Getting a Jump Start on the Holidays

It has occurred to me that my most enjoyable holiday season was the one where I had actually planned ahead and incorporated holiday preparations into our normal day to day activities from early on. Try it. It is so rewarding!

  • It is apple season, so stock up on apples this fall. Picking apples is a very fun family activity. Can’t work it in to your busy schedule? Farm markets seem quite charming to young children, and even the grocery store has good apples now. Visit a cider press and see how cider is made; it freezes easily and can be used throughout the winter as needed. Apple sauce is easy to make and can be frozen as well, to be served with a pork roast or in a holiday confection. And while you are immersed in apples, why not get a few friends together to make lots of apple pies for the freezer. Take an unbaked pie out as needed, pop it in the oven and- voila- fresh baked home made apple pie! Allowing children to see where these staples come from provides an opportunity to learn about process and the work involved before these commodities reach the shelves; to their knowledge these things come from “the store”.
  • On a rainy afternoon make your favorite cut out cookies for the freezer to decorate later. This will afford the extra time necessary for child involvement, without the added tension of limited time and an overwhelming holiday to do list. And remember this: some cookie recipes are better without decorations!
  • Have a Girls Night Out with your friends to cook and freeze for the holidays: soups, casseroles, baked goods, dishes to pass. This will allow a night for friendship and hilarity or heart to heart, when ordinarily we are reluctant to indulge ourselves because there is simply too much to do.
  • Go on a fall nature walk with the kids. Collect dried milk weed pods, teazles, acorns, chestnuts and pine cones, etc for making angels, wreathes, and other ornaments. There are numerous children’s nature craft books filled with ideas and methods for making gifts and decorations.
  • Rotate with other moms (or dads!) to do gift projects with the kids. If three parents take turns, each will have a couple of hours to do whatever needs to be done, be that wrapping or spending some quiet time to oneself.

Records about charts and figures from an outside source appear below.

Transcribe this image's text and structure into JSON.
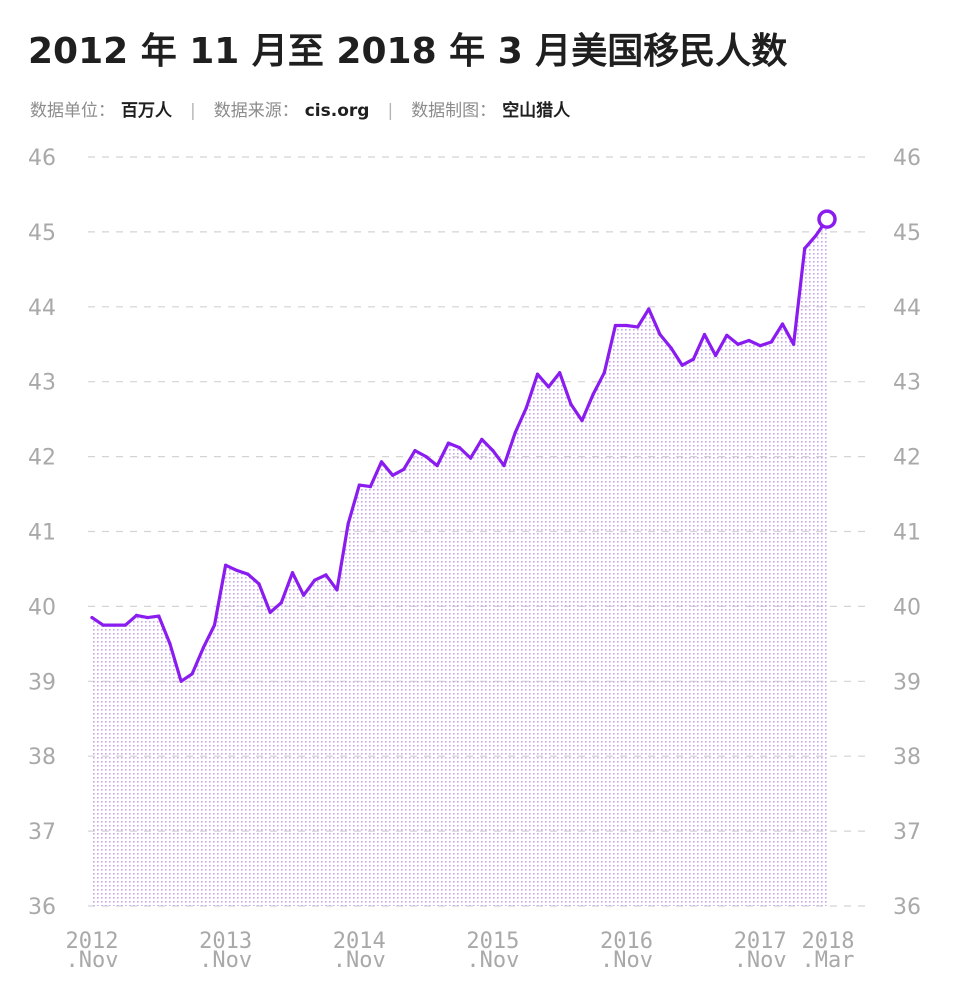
{
  "header": {
    "title": "2012 年 11 月至 2018 年 3 月美国移民人数",
    "unit_label": "数据单位：",
    "unit_value": "百万人",
    "source_label": "数据来源：",
    "source_value": "cis.org",
    "maker_label": "数据制图：",
    "maker_value": "空山猎人",
    "separator": "|"
  },
  "colors": {
    "line": "#8a1cf0",
    "fill_dots": "#c9a6ec",
    "grid": "#d4d4d4",
    "tick_text": "#a9a9a9"
  },
  "chart_data": {
    "type": "area",
    "title": "2012 年 11 月至 2018 年 3 月美国移民人数",
    "ylim": [
      36,
      46
    ],
    "y_ticks": [
      36,
      37,
      38,
      39,
      40,
      41,
      42,
      43,
      44,
      45,
      46
    ],
    "y_tick_labels": [
      "36",
      "37",
      "38",
      "39",
      "40",
      "41",
      "42",
      "43",
      "44",
      "45",
      "46"
    ],
    "x_tick_labels": [
      {
        "year": "2012",
        "month": ".Nov"
      },
      {
        "year": "2013",
        "month": ".Nov"
      },
      {
        "year": "2014",
        "month": ".Nov"
      },
      {
        "year": "2015",
        "month": ".Nov"
      },
      {
        "year": "2016",
        "month": ".Nov"
      },
      {
        "year": "2017",
        "month": ".Nov"
      },
      {
        "year": "2018",
        "month": ".Mar"
      }
    ],
    "grid": true,
    "series": [
      {
        "values": [
          39.85,
          39.75,
          39.75,
          39.75,
          39.88,
          39.85,
          39.87,
          39.5,
          39.0,
          39.1,
          39.45,
          39.75,
          40.55,
          40.48,
          40.43,
          40.3,
          39.92,
          40.05,
          40.45,
          40.15,
          40.35,
          40.42,
          40.22,
          41.1,
          41.62,
          41.6,
          41.93,
          41.75,
          41.83,
          42.08,
          42.0,
          41.88,
          42.18,
          42.12,
          41.98,
          42.23,
          42.08,
          41.88,
          42.32,
          42.65,
          43.1,
          42.93,
          43.12,
          42.7,
          42.48,
          42.83,
          43.12,
          43.75,
          43.75,
          43.73,
          43.97,
          43.63,
          43.45,
          43.22,
          43.3,
          43.63,
          43.35,
          43.62,
          43.5,
          43.55,
          43.48,
          43.53,
          43.77,
          43.5,
          44.78,
          44.95,
          45.17
        ]
      }
    ]
  }
}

Perhaps more importantly, having the kids involved in such a hands on way in their gifting to others, the focus becomes more on the excitement involved with giving rather than the commercial aspects of receiving.
  • If you are like me, you start collecting gifts months ahead of time as you find the perfect remembrance for those dear to you. Wrap gifts as you get them, or have them wrapped (eg, lots of places have free wrapping sponsored by various organizations- make a small donation, save lots of time and money on wrap). Make sure to keep a well-hidden list, lest your mind is a sieve like mine!
  • Start writing those holiday greeting cards to long lost friends. Writing letters in longhand is such good therapy, and doesn’t take too long if you do one or two at a time. Most people would rather receive a personal, handwritten letter from a long lost friend or relative than to receive another something that they have no use for. Then squirrel the cards away where you will find them, for mailing the day after Thanksgiving!

We want so badly to create family traditions and to provide the magical experience we like to remember. All too often the holidays are upon us, and we try to achieve a set of unrealistic self-imposed expectations that makes us and everyone around us miserable. By jump starting preparation, we are able to actually relax and enjoy the season in a way we would not have thought possible.